Summaries/Apache/Hadoop.md

---
title: Hadoop
updated: 2022-05-24 18:26:29Z
created: 2022-05-24 18:24:59Z
---

## **HDFS**: Hadoop Distributed File System

### Hadoop 2

- high availability
- federations
- snapshots

**YARN** was introduced in Hadoop version 2 to overcome scalability issues and resource management jobs.

### Hadoop 3

- Overhead due to data replication factor
  - Default replication factor of 3
  - fault-tolerant with better data locality and better load balancing of jobs among DataNodes
  - overhead cost of around 200%
  - less/not used data consumes resources
  - Solution: **erasure coding**. This stores data durably while saving space significantly.
- YARN Timeline service re-architected
- YARN opportunistic containers & distributed scheduling,
- Optimizing map output collector: use of Java Native Interface (JNI) for optimazation. Useful for shuffle-intensive operations.
- higher availability factor of NameNode. While it is a highly available solution, in the case of the failure of an active (or standby) NameNode, it will go back to a non-HA mode. Support for ++more than one++ standby NameNode has been introduced.

Dependency on Linux ephemeral port range: default ports are moved out of the ephemeral port range

- Disk-level data skew: multiple disks (or drives) managed by DataNodes. Sometimes, adding or replacing disks leads to significant data skew within a DataNode.

### Origins

- Fault tolerant: The system should be able to handle any failure of the machines automatically, in an isolated manner. This means the failure of one machine should not affect the entire application.
- Load balancing: If one machine fails, then its work should be distributed automatically to the working machines in a fair manner.
- Data loss: once data is written to disk, it should never be lost even if one or two machines fail.

### Concept of blocks and replication

Blocks are created by splitting each file into 64 MB chunks (the size is configurable) and replicating each block three times by default so that, if a machine holding one block fails, then data can be served from another machine.

### MapReduce model

- Provide parallelism
- Fault tolerance
- Data locality features.
(Data locality means a program is executed where data is stored instead of bringing the data to the program.)

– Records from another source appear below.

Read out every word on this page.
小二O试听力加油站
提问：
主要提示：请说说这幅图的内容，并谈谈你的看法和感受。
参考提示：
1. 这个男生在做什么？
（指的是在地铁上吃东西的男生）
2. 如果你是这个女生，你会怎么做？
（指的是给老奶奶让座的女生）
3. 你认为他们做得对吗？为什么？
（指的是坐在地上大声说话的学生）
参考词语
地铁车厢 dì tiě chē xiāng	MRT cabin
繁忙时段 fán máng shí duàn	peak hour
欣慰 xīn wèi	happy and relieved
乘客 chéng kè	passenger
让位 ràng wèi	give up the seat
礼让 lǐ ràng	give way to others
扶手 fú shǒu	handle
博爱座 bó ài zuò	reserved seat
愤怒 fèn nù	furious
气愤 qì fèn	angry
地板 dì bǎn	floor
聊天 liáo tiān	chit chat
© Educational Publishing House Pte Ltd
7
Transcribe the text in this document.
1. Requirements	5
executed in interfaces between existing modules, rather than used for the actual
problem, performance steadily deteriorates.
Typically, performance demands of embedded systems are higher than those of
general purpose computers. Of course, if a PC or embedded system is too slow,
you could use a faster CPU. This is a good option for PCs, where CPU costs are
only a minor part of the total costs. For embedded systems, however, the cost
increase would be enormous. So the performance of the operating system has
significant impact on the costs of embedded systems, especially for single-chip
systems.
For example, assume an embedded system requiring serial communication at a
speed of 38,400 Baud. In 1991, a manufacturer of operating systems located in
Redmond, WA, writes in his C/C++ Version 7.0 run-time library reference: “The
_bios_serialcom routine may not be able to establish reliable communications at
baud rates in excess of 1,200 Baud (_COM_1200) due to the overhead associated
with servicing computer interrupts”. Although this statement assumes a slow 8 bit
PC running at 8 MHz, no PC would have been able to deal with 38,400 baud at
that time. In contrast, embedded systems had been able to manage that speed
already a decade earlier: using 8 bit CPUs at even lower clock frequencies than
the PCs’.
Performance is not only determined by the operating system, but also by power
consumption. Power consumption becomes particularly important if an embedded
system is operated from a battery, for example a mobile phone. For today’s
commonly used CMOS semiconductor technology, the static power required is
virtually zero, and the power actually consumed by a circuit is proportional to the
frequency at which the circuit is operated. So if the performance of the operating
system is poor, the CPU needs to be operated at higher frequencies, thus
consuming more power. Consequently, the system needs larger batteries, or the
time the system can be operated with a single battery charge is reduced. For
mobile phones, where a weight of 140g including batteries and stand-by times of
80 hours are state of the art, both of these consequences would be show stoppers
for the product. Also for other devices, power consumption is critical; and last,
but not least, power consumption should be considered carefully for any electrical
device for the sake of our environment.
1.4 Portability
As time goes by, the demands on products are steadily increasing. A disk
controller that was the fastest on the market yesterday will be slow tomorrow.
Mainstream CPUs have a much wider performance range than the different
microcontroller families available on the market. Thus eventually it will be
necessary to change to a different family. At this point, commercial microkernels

**NameNodes** and **DataNodes** have a specific role in managing overall clusters.
NameNodes are responsible for maintaining metadata information.

### Hadoop Logical View

![Hadoop Logical View](../_resources/HadoopLogicalView.jpg)

### Ingress/egress/processing

- Ingesting (ingress) data
- Reading (Egress) data
- Processing already ingested data
These actions can be automated via the use of tools or automated code.

### Data integration components

For ingress/egress or data processing in Hadoop, you need data integration components. These components are tools, software, or custom code that help integrate the underlying Hadoop data with user views or actions. These components give end users a unified view of data in Hadoop across different distributed Hadoop folders, in different files and data formats.
ie Hue, Sqoop, Java Hadoop Clients, Hive, Beeline Clients

### Data access interfaces

Data access interfaces allow you to access underlying Hadoop data using different languages such as SQL, NoSQL, or APIs such as Rest and JAVA APIs, or using different data formats such as search data formats and streams. Sometimes, the interface that you use to access data from Hadoop is tightly coupled with underlying data processing engines. ie Spark SQL, SOLR or elastic search.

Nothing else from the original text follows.